Last year, 24 deer were spayed and we began the process of tracking and monitoring the herd through ear tags and radio collars.
Now that we are beginning year two of the program, a wildlife biologist will return this winter to take new population counts, assess the herd, and spay any new female deer present on campus.
As a reminder, our densely developed and enclosed campus with few remaining open spaces is currently not an ideal habitat for an overpopulated deer population. With an average life span of 10-15 years, the health and wellbeing of the deer are in jeopardy, particularly due to nutritional deprivation.
The NIH does not permit hunting on the campus. The Maryland Department of Natural Resources does not allow relocation of deer. After looking at all options, particularly non-lethal methods, the NIH identified the most effective approach to manage, stabilize and potentially reduce the population. This begins the second of a four year plan, led by trained deer population control experts, with assistance from volunteer NIH veterinary staff, to anesthetize and spay adult females. All local, state and federal requirements will be followed.

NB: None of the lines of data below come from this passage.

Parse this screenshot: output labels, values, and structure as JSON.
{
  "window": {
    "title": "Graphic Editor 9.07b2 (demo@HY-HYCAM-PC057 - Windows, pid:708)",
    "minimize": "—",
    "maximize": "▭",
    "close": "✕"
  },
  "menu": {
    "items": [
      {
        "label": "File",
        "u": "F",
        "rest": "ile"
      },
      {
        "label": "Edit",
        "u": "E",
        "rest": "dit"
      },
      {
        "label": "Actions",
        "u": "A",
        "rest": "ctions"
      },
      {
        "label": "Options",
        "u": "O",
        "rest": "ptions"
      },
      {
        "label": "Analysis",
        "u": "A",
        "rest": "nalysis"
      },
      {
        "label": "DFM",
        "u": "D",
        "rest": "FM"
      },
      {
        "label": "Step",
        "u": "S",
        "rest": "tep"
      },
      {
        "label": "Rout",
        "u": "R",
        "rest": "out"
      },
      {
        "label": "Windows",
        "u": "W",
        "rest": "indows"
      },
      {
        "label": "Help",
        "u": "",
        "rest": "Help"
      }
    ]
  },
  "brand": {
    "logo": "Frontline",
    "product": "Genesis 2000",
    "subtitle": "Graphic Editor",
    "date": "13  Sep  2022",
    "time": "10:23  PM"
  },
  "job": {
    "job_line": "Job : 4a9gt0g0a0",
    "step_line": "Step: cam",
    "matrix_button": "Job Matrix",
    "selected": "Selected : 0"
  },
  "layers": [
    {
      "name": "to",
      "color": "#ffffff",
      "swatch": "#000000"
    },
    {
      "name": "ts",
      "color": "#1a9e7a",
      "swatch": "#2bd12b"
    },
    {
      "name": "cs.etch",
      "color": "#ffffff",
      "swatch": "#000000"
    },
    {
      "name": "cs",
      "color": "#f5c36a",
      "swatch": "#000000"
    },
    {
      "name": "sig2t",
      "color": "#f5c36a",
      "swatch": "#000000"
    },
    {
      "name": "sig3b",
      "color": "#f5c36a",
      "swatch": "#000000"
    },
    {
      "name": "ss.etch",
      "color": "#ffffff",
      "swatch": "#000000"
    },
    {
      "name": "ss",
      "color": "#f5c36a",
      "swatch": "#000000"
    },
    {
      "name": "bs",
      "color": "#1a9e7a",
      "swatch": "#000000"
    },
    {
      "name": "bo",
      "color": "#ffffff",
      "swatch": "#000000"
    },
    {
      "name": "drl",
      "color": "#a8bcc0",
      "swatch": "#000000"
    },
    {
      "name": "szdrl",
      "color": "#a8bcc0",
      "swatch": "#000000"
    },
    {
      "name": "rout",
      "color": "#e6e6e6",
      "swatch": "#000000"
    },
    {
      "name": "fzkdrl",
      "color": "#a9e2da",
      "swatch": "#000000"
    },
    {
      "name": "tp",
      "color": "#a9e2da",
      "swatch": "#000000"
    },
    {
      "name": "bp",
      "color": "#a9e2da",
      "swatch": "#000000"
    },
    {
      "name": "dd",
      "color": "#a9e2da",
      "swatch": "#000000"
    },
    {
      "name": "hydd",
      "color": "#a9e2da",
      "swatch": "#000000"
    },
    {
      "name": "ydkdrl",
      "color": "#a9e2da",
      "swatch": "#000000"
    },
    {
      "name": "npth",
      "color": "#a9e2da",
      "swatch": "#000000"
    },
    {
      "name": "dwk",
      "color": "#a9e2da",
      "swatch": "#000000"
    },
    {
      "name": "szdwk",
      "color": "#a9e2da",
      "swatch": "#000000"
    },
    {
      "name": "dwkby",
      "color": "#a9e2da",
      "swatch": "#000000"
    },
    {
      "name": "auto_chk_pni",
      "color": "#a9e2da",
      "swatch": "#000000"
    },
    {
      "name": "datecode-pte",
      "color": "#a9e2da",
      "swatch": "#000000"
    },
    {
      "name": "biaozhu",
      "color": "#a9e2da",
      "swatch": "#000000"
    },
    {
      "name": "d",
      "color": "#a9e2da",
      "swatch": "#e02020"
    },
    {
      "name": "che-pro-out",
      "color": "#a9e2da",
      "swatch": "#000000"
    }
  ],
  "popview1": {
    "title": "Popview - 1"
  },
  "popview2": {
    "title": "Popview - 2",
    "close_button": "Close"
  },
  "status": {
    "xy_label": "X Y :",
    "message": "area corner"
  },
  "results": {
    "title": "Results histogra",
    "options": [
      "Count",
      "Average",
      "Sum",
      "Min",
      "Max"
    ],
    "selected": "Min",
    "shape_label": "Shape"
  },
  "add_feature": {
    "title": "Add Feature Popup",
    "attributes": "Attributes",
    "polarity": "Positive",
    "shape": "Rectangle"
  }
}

The work will continue on weekends at night to minimize disruption to campus activities. Employees should not be alarmed if they see a deer anesthetized. This 10-15 minute, non-lethal solution - less invasive than spaying a cat or dog – was effective last year on campus and many other locales around the country.
Over the long term, the program should reduce, but continue to protect the overall welfare of, the deer population while improving human safety through decreased risks of traffic accidents and less exposure to aggressive and reckless males during mating season.